Our Tax Mess

Our Tax Mess

I still haven’t done our taxes yet. Part of the reason for that is I am waiting until the end of the month to increase my savings a bit so I don’t have to dip too much into our emergency fund to pay the bill. I am also still waiting for a W-2 from one of Mrs. ROB’s jobs. I think that when we moved they had our old address on file and the post office didn’t forward the document. So we need a couple of more documents before I can fully do our taxes. But I wanted to take a minute and explain how we got here. Maybe our story will help others.

The primary reason Mrs. ROB and I are in our tax mess is because we didn’t have enough money taken out of our taxes and I will blame myself for this because I should’ve realized that I needed to go above and beyond normal taxes taken out.

Now both Mrs. ROB and I claim zero deductions for our W-4s. You would think that would be enough for the government to take taxes out of our accounts. However, there is a problem with that thinking and I blame myself.

First, Mrs. ROB is a part-time instructor at different colleges and universities in our area. Mrs. ROB would love full-time, but because of some extenuating circumstances hasn’t really done a major job search in a while. Despite that she has been able to cobble together enough classes during the school year and during the summer to make a nice little income. The problem is that even though she claims 0 deductions at each job, she has three separate W-4s. The IRS doesn’t combine her income at each place so that her tax withholdings go up as she makes more money for the year. For example, say she made $10,000 at one place, $20,000 at another, and $15,000 at another place. At each place she would be taxed at the 10% rate until she hit 9700 and then it increases to 15%. However, because the IRS doesn’t combine her income while she goes along her 15% threshold arrives later in the year for each position. She is not having enough taxes taken out to meet her tax burden that she will have at the end of the year.

Second, while I have a full-time position at my current institution I also teach overloads. When I do teach those overloads or if I teach during the summer my institution makes me sign a separate contract, which means that it is not part of my regular salary. So I am, in some respects, actually holding two jobs at the same place I work. That extra money is taxed at a separate rate starting with 10% and then moving up to 15% throughout the year. However, if you add up my salary and those extra courses not enough taxes have been taken out from those extra courses so it leave me under taxed as well.

When you combine Mrs. ROB and I incomes together we fall into a 25% tax bracket, but our incomes have been taxed (except for a smaller portion of mine) at the 15% rate. Thus, we have a tax mess.

For whatever reason, I thought that claiming 0 deductions would be enough to relieve our tax burden. I was stupid and wrong. I made a huge mistake and it will cost us a pretty penny to remedy it.

We Itemize But It Doesn’t Help Much

A way to solve part of this situation is to increase our tax deductions, which I try to do every year.
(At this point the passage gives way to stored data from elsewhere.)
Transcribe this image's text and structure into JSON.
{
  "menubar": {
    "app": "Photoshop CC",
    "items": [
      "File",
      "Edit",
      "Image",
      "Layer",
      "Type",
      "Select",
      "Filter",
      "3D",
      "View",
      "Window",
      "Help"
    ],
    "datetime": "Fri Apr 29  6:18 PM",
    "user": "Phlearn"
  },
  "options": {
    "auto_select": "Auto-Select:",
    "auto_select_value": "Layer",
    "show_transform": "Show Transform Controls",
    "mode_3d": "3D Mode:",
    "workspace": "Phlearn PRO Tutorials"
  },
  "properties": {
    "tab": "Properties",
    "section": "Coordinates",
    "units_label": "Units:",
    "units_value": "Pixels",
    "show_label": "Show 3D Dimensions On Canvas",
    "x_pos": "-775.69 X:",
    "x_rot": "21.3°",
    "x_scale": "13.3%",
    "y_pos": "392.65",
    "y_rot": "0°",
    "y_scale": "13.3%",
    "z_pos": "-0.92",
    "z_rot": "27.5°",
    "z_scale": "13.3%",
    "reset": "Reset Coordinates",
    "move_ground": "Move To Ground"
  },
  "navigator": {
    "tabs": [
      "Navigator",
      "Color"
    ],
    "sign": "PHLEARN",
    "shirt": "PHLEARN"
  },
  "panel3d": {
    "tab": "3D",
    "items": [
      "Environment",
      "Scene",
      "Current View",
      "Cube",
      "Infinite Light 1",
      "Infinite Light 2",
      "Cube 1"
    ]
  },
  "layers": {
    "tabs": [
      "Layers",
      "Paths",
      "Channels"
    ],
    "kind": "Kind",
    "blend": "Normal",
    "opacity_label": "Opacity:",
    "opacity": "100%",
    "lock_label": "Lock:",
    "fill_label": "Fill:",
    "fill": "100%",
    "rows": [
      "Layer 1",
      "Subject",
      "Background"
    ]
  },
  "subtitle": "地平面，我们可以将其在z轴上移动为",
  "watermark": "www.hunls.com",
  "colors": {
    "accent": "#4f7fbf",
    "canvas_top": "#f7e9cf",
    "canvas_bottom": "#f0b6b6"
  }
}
Last year was the first year we itemized and it saved us a bit, but not enough to stop the tax man. This year, we bought a house, which is great for the mortgage and property tax deduction, but because we bought it so late in the year it won’t yield much in terms of tax benefits.

Ironically, our biggest deduction will be miles driven. Because we take the home office deduction and Mrs. ROB (and I do as well) to multiple places each day to teach we can deduct the distance between institutions. And this year both Mrs. ROB and I drove quite a bit going back and forth between different institutions. That will help, but it isn’t enough to get us out of the mess we are in.

Future Remedies

In the future I am hoping that our taxes will go down because I have increased my retirement contributions at work. I am signing up Mrs. ROB for a regular IRA, which will reduce our tax liability. We also will be able to take advantage of being homeowners this year because we can deduct a full year’s worth of mortgage interest, property taxes and Mrs. ROB continues to drive from institution to institution.

Cross your fingers and hope when I write about this in early 2016 that we don’t owe the IRS anymore money.